Sorry have to disagree with this , Played fps Mp for over 20 years and some of the in game lighting effects in RO2 are the best i have seen .Take a look through this thread and lets me know what other MP games create these kind of lighting effects and atmosphere
http://forums.tripwireinteractive.com/showthread.php?t=59138
And also BF3 has some major issues with lighting effects in my opinion , both good games in there own way but you cant compare them visually
What exactly about those screenshots looks so groundbreaking? If you're talking about the "light shafts" lens flare effect, well, that's nothing special and has been around for at least a decade. I remember the original Halo having something like that when you looked at the sun through the leaves of trees.
What looks good and what doesn't is a matter of opinion, but I don't think you can deny that the technology behind BF3 is more advanced than RO2. On the surface, Battlefield 3 may not appear to have a lot of flashy graphics and shiny textures like the ubiquitous tech demo, but it's all the small things added up which, in my opinion, makes it the most realistic-looking game to date. Since when do you see truly real-time reflections that change according to the surroundings or smoke and fire that cast shadows and look like they actually have depth and are not just a collection of flat polygons?
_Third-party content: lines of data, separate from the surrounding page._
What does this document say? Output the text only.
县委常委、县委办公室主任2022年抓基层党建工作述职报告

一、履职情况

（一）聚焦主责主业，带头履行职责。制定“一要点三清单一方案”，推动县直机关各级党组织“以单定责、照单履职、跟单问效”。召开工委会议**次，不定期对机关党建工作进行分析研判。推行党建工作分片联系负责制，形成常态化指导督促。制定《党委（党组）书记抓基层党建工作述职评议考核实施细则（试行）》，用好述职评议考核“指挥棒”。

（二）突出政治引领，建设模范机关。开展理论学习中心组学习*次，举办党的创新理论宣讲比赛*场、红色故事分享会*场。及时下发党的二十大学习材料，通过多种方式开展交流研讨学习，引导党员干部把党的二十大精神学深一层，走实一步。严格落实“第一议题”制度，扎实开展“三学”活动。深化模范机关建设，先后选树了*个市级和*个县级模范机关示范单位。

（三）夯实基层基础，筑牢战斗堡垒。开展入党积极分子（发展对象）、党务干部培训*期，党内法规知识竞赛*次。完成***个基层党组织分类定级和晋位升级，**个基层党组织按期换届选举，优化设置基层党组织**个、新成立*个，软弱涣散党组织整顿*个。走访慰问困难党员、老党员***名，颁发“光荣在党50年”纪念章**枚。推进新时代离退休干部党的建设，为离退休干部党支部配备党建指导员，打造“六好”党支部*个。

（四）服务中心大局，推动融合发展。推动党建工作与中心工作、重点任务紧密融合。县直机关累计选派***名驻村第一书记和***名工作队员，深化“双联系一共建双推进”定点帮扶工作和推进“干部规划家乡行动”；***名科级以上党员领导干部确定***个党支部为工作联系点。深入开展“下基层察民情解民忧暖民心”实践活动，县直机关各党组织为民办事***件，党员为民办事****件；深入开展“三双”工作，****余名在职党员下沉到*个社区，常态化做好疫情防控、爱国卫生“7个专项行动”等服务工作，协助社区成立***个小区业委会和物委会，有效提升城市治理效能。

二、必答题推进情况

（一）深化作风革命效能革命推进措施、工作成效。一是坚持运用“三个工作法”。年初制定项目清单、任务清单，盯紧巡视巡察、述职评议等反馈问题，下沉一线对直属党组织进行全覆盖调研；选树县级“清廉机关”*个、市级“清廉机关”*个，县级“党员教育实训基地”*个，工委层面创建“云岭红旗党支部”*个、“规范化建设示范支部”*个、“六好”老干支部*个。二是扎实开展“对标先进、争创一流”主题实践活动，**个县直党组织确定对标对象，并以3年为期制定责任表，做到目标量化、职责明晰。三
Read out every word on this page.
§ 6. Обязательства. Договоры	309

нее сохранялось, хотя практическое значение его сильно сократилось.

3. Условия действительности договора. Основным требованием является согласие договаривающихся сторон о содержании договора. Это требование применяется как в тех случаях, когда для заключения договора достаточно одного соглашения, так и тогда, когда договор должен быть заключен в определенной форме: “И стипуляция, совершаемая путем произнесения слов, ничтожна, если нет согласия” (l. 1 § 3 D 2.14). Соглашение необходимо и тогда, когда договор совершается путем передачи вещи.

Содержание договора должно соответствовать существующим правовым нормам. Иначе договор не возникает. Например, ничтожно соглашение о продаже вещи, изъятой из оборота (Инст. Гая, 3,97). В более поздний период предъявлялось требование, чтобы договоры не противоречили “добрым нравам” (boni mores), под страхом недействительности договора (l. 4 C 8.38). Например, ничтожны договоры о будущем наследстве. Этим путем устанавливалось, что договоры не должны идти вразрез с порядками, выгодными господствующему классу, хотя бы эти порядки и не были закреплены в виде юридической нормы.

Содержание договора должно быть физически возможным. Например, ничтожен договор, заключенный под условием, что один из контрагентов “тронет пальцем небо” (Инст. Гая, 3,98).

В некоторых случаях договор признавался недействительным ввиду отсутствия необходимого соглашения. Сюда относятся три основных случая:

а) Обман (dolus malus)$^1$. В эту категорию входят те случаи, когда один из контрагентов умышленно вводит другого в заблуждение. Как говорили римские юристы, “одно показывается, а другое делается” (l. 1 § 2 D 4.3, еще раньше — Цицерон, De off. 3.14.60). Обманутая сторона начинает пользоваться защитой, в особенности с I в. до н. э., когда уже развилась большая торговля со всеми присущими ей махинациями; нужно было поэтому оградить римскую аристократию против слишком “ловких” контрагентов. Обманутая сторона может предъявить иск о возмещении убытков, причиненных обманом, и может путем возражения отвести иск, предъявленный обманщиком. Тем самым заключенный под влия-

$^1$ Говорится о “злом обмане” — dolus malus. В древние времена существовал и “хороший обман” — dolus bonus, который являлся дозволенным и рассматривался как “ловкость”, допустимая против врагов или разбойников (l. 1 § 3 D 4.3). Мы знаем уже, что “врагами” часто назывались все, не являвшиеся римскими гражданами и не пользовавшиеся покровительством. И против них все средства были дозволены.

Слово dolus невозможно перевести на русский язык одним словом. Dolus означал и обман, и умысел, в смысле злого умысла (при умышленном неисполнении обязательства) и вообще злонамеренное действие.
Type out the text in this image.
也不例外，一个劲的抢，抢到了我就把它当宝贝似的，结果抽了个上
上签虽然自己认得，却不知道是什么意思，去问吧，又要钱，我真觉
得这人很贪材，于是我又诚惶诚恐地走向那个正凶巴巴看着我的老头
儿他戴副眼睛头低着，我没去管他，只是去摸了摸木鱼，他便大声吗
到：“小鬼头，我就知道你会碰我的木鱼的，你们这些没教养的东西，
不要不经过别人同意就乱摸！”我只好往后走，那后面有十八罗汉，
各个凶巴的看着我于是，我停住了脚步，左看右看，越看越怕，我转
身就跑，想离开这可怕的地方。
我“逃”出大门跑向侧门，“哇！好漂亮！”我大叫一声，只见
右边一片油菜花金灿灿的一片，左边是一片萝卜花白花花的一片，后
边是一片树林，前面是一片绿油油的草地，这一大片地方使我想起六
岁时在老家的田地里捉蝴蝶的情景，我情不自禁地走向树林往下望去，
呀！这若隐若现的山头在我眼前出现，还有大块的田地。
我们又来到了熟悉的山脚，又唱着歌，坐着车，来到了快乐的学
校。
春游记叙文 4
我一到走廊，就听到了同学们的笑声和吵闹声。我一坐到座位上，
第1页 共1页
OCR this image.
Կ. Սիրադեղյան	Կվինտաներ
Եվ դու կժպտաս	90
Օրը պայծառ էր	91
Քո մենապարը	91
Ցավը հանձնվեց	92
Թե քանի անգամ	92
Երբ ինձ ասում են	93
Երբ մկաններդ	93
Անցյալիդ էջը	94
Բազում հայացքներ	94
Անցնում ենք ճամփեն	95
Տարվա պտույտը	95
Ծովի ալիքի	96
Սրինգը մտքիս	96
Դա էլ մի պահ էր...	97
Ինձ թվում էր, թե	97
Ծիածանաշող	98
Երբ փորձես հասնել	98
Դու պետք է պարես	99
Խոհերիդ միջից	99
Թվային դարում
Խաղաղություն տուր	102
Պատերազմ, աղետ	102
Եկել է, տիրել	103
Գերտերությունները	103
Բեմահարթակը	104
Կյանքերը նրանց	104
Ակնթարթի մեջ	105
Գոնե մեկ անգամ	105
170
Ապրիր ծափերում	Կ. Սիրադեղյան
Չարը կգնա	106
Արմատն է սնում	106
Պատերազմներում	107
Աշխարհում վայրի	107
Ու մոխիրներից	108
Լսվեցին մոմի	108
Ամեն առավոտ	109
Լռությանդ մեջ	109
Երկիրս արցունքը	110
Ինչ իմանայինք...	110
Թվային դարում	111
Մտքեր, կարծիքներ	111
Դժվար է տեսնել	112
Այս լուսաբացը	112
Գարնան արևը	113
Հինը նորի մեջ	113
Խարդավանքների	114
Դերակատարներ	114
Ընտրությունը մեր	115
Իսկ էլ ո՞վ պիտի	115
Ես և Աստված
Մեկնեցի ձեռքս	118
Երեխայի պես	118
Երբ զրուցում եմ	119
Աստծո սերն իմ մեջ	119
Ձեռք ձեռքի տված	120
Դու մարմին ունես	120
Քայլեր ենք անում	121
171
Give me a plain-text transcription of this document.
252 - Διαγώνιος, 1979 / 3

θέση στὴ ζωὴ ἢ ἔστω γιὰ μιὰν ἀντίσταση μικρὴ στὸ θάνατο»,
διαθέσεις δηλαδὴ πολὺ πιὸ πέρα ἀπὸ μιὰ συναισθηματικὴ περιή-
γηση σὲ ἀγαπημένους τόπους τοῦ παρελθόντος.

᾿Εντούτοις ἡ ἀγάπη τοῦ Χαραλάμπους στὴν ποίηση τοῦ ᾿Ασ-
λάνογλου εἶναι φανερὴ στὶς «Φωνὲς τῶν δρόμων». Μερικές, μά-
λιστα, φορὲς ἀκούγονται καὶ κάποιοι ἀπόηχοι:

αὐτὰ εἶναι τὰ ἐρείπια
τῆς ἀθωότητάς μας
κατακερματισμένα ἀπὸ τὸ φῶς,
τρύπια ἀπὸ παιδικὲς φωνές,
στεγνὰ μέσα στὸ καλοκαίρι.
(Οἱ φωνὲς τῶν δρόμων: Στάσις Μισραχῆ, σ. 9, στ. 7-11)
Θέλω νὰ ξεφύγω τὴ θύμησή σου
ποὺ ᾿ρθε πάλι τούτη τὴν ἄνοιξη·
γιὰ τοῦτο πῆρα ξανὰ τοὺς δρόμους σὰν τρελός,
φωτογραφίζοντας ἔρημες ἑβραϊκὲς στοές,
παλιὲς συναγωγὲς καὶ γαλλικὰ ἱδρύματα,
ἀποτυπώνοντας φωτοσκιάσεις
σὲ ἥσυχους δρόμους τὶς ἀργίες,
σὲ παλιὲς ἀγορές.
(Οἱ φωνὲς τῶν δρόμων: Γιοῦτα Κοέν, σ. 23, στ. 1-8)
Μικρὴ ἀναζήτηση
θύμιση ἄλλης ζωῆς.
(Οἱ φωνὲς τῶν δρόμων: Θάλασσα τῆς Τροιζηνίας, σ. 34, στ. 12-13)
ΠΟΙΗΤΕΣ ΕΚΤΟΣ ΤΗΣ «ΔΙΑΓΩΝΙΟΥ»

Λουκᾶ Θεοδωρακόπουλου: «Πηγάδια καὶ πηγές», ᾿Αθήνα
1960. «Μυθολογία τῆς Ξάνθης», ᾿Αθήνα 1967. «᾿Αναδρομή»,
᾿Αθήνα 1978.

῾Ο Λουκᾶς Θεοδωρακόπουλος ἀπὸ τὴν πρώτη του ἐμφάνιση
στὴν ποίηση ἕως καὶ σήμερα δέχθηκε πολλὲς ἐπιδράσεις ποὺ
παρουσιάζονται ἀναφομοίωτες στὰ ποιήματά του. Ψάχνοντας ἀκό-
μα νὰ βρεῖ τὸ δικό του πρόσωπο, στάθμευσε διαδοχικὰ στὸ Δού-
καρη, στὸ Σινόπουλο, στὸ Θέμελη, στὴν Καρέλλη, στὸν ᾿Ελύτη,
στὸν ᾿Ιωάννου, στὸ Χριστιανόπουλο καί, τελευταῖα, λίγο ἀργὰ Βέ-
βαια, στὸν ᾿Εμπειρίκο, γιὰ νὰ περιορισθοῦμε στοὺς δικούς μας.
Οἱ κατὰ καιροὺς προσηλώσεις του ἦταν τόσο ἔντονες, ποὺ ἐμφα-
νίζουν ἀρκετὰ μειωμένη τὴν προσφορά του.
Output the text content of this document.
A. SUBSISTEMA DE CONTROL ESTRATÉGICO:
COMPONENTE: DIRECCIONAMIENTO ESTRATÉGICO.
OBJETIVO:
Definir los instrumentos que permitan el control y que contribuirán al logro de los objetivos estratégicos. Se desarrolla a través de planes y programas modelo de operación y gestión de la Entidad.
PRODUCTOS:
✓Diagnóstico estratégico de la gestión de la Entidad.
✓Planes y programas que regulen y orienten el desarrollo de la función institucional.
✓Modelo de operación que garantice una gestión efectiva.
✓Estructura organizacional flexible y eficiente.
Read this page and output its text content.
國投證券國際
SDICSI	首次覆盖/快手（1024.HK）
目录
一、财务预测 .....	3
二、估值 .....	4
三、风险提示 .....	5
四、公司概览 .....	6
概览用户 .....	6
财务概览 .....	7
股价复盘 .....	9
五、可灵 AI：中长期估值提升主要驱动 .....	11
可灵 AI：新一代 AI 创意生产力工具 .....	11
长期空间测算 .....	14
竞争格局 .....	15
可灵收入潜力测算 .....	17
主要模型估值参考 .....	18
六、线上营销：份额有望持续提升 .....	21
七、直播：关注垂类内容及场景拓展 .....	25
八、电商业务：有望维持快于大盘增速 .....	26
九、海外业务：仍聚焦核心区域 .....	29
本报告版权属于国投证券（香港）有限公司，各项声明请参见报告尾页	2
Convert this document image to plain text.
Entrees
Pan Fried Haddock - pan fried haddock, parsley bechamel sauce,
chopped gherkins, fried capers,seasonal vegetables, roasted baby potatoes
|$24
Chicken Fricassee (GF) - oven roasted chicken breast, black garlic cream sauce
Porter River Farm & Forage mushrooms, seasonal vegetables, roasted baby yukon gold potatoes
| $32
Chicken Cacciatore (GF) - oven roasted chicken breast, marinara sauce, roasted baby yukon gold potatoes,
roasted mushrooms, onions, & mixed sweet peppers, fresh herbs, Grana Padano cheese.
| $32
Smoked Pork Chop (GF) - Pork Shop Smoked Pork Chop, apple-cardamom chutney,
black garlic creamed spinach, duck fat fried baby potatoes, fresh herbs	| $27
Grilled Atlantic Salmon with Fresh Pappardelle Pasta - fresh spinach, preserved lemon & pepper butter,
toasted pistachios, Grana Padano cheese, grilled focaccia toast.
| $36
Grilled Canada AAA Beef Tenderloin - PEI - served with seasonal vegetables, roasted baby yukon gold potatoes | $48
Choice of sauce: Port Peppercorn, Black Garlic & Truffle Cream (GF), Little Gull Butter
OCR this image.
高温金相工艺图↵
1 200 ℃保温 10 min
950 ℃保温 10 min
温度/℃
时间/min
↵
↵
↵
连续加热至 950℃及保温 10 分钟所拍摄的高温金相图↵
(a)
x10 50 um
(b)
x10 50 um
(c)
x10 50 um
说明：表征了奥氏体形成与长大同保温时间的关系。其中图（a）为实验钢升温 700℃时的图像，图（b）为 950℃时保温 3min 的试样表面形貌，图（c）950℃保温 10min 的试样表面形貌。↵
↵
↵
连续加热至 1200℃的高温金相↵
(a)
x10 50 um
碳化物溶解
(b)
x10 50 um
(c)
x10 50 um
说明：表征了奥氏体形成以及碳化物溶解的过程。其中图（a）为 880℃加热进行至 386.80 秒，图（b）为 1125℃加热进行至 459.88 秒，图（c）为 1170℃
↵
I've tweaked with the configuration files in RO2 and, as far as I can tell, the game still uses a pre-baked lighting model, which is fine and looks good in the game, but it's the same technique that's been used to light up games since the mid '90's. Light sources, geometry, and world shadows are all static and there is no dynamic destruction. Light and shadows just don't move, bounce around, transition, and behave as dynamically and realistically as they do in BF3. I can't tell you how many times I've looked at a wall in RO2 and it's lit exactly the same way from one corner to the opposite corner or looked into a room that was essentially one color. In BF3, geometry actually has variable specularity according to it's position from light sources such as the sun and there is a gradient from light to dark like in real life.